While in college, I met this cute guy and he asked me out for a date. My best friend and I went to the local mall and [we spent hours there]. I realized that I gained a lot of weight and I could not find anything to wear. I remember feeling terrible. It was a real blow to my self-esteem. I promised myself that no other girl that was my weight or heavier would ever feel like that. That is how my interest in the plus size industry started. I [thought of] a way to enter the industry with a low overhead and that’s how the idea for the pop up shop [was developed].
What are biggest misconceptions about plus-size women?

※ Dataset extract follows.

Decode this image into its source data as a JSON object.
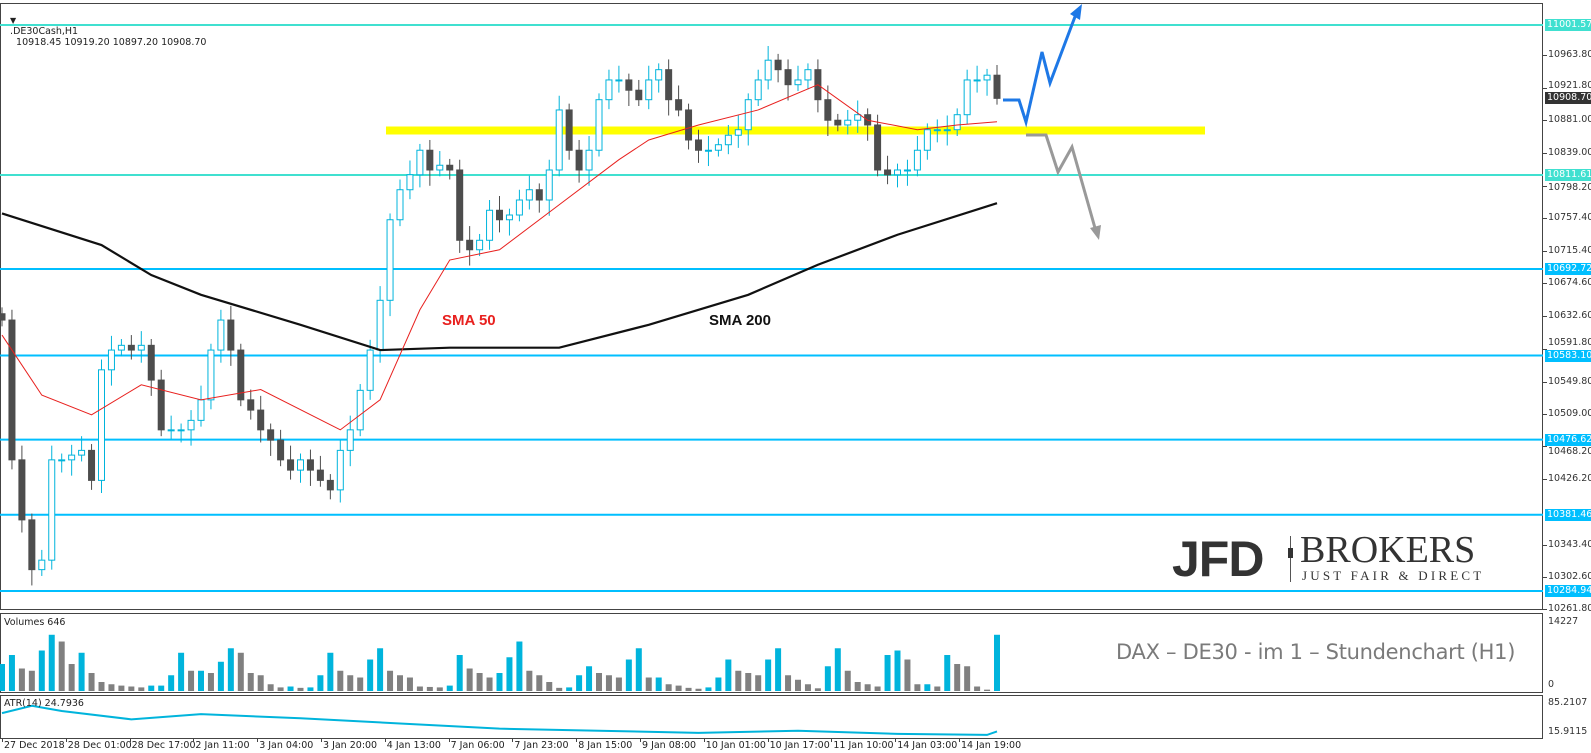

The biggest misconception is that we all have some insecurity, we overeat, and that we are unhappy and fat. A plus-size woman is a regular girl with some extra weight on. I’m saying we don’t have our challenges but I think our challenges [are increased] when you don’t see yourself being represented in the fashion industry. There are so many reasons why women gain weight. Many women have had children, they have issues with thyroids [which affects] a lot of African American women, which was my issue, it made me gain and keep the weight. I have met plus size women who are fashionable and taking style risk. Plus-size woman are have always been creative. I met a lady who tailored maternity wear. We have always been a creative group of fashionistas.
In your opinion, why these misconceptions continue to exist in our society?
On my Instagram, I will post a girl in a form fitting dress and people will have rude, nasty comments. “Oh my God look at her butt, yes she has shape wear on but why is she wearing that, [she should wear] something more flowing, [she should] cover [her] arms.” And the [July issue where] the Oprah Magazine article said that you can only wear a crop top if you have a flat stomach. I think we live in a society unfortunately, that fashion has been able to take over our minds and make you think that in order to be fashionable you have to be skinny, blonde, tall, and anorexic looking.
The reality is according to the United States Census 6 out of 10 women in the U.S. are a size 14 or larger. Yet, we allow the fashion industry to dictate our taste, but they shouldn’t be able to dictate what is good and real for a woman’s body. The fashion industry should not be allowed to perpetuate size-ism; they should not be allowed to make the majority of American woman feel bad about themselves.